1. Application of enzymes in pulping process
Biopulping refers to the pretreatment of lignocellulosic fibers by enzyme-producing microorganisms or enzyme preparations, destroying the structure of lignin or hemicellulose, promoting the rate of shedding during mechanical or chemical pulping, and facilitating the separation of cellulose. At the same time, it can reduce the consumption of energy and chemicals, shorten the pulping time and improve the quality of pulping. White rot fungus is rich in laccase and can effectively decompose lignin in wood fiber. More importantly, white rot fungi, as a filamentous fungus of the Basidiomycetes, can release extracellular enzymes and promote the decomposition of lignin in the pretreatment of raw materials such as wood. White rot fungi have been widely used in the study of biopulping.
2. Application of enzymes in bleaching
Xylanase and laccase are the main enzymes used in the paper industry for biobleaching. In lignocellulosics, lignin is present in combination with xylanase in the form of entangled cellulose. The xylanase and laccase plus bleaching help to improve the dissolution of lignin and reduce the use of laccase and media.
3. Application of enzyme in resin control
The enzyme preparation mainly achieves the purpose of removing the fat-soluble extract of the pulp by acting on the pulp. The use of enzyme preparations for resin control has the characteristics of short acting time and good specificity. Commercially available lipases have been successfully applied to the hydrolysis of cork three vinegar in softwood mechanical pulp.

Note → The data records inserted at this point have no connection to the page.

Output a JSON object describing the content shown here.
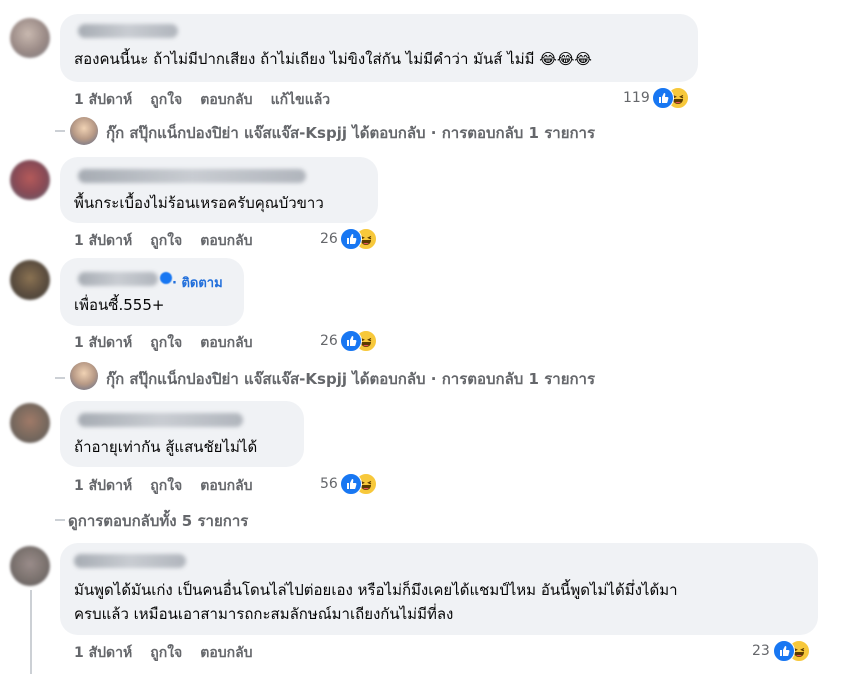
{
  "comments": [
    {
      "text": "สองคนนี้นะ ถ้าไม่มีปากเสียง ถ้าไม่เถียง ไม่ขิงใส่กัน ไม่มีคำว่า มันส์ ไม่มี 😂😂😂",
      "time": "1 สัปดาห์",
      "like": "ถูกใจ",
      "reply": "ตอบกลับ",
      "edited": "แก้ไขแล้ว",
      "reactions": "119"
    },
    {
      "text": "พื้นกระเบื้องไม่ร้อนเหรอครับคุณบัวขาว",
      "time": "1 สัปดาห์",
      "like": "ถูกใจ",
      "reply": "ตอบกลับ",
      "reactions": "26"
    },
    {
      "follow": "· ติดตาม",
      "text": "เพื่อนซี้.555+",
      "time": "1 สัปดาห์",
      "like": "ถูกใจ",
      "reply": "ตอบกลับ",
      "reactions": "26"
    },
    {
      "text": "ถ้าอายุเท่ากัน สู้แสนชัยไม่ได้",
      "time": "1 สัปดาห์",
      "like": "ถูกใจ",
      "reply": "ตอบกลับ",
      "reactions": "56"
    },
    {
      "text_line1": "มันพูดได้มันเก่ง เป็นคนอื่นโดนไล่ไปต่อยเอง หรือไม่ก็มึงเคยได้แชมป์ไหม อันนี้พูดไม่ได้มึ่งได้มา",
      "text_line2": "ครบแล้ว เหมือนเอาสามารถกะสมลักษณ์มาเถียงกันไม่มีที่ลง",
      "time": "1 สัปดาห์",
      "like": "ถูกใจ",
      "reply": "ตอบกลับ",
      "reactions": "23"
    }
  ],
  "reply_summary_1": "กุ๊ก สปุ๊กแน็กปองปิย่า แจ๊สแจ๊ส-Kspjj ได้ตอบกลับ · การตอบกลับ 1 รายการ",
  "reply_summary_2": "กุ๊ก สปุ๊กแน็กปองปิย่า แจ๊สแจ๊ส-Kspjj ได้ตอบกลับ · การตอบกลับ 1 รายการ",
  "view_all_replies": "ดูการตอบกลับทั้ง 5 รายการ",
  "colors": {
    "like_blue": "#1877f2",
    "haha_yellow": "#f7c83b",
    "bubble": "#f0f2f5",
    "meta_gray": "#65676b",
    "follow_blue": "#216fdb"
  },
  "icons": [
    "like-reaction-icon",
    "haha-reaction-icon"
  ]
}
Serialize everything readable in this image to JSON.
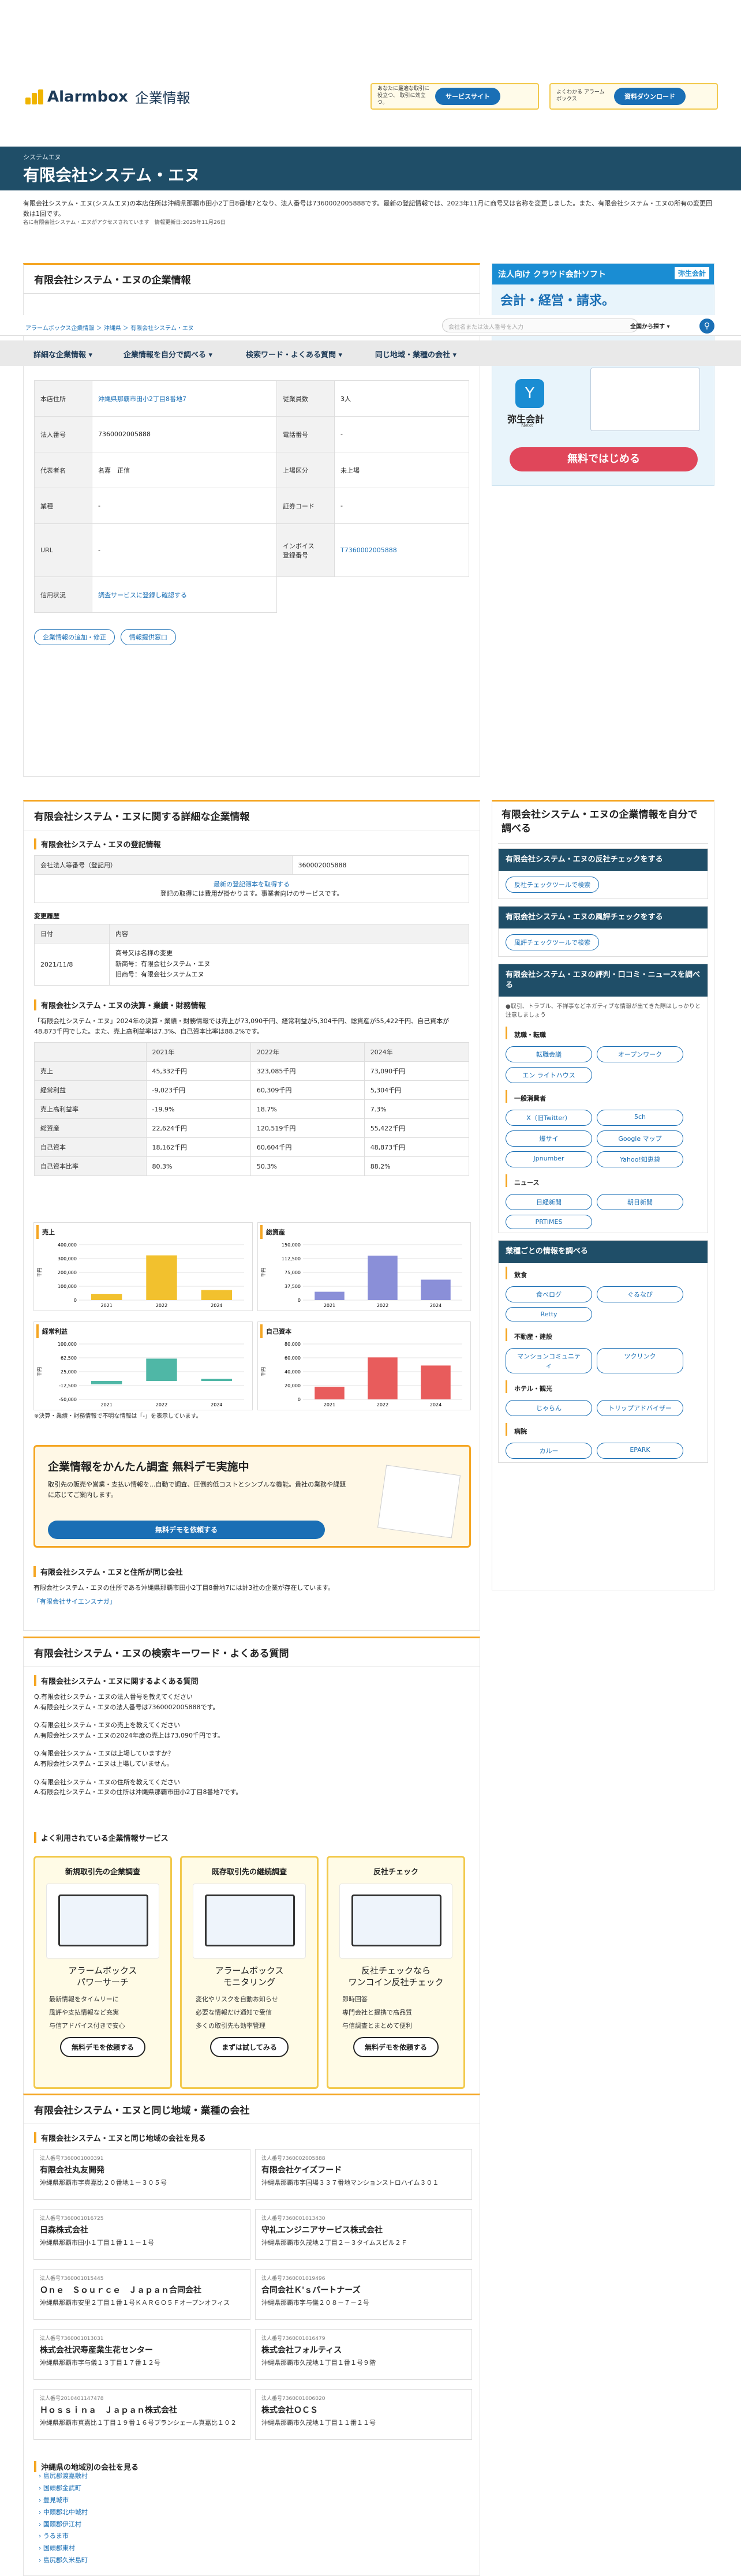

4. Bio-enzymatic deinking of waste paper
The application of enzyme preparations to deinking waste paper can reduce waste water, water and energy costs. The deinking enzyme acts primarily on the point of attachment of the ink to the pulp. Different enzyme species can be selected depending on the difference in waste paper source and printing ink, including: lipase, xylanase, cellulase and laccase. In order to facilitate the elution of the ink particles from the pulp, it is necessary to add a small amount of a surfactant.
5. The effect of enzyme on the performance of papermaking fiber
The biological modification of pulp fibers by the action of microbial enzymes is beneficial to save energy and reduce the damage of chemicals to fibers.
6. Development and production of paper enzymes
In the paper industry, there are already cases of industrial use of papermaking enzymes in the sections of chemical pulping, such as coarse pulp washing, mechanical pulp bleaching, waste paper beating and deinking, including: cellulase, xylanase, pectin. Enzyme, manganese peroxidase and laccase.
Efficient application of enzymes in the pulp and paper industry can increase production efficiency, improve pulp quality, and reduce energy consumption and water consumption. The collaborative research between bioscientists and paper engineers is the key to promoting the application of biotechnology in pulp and paper.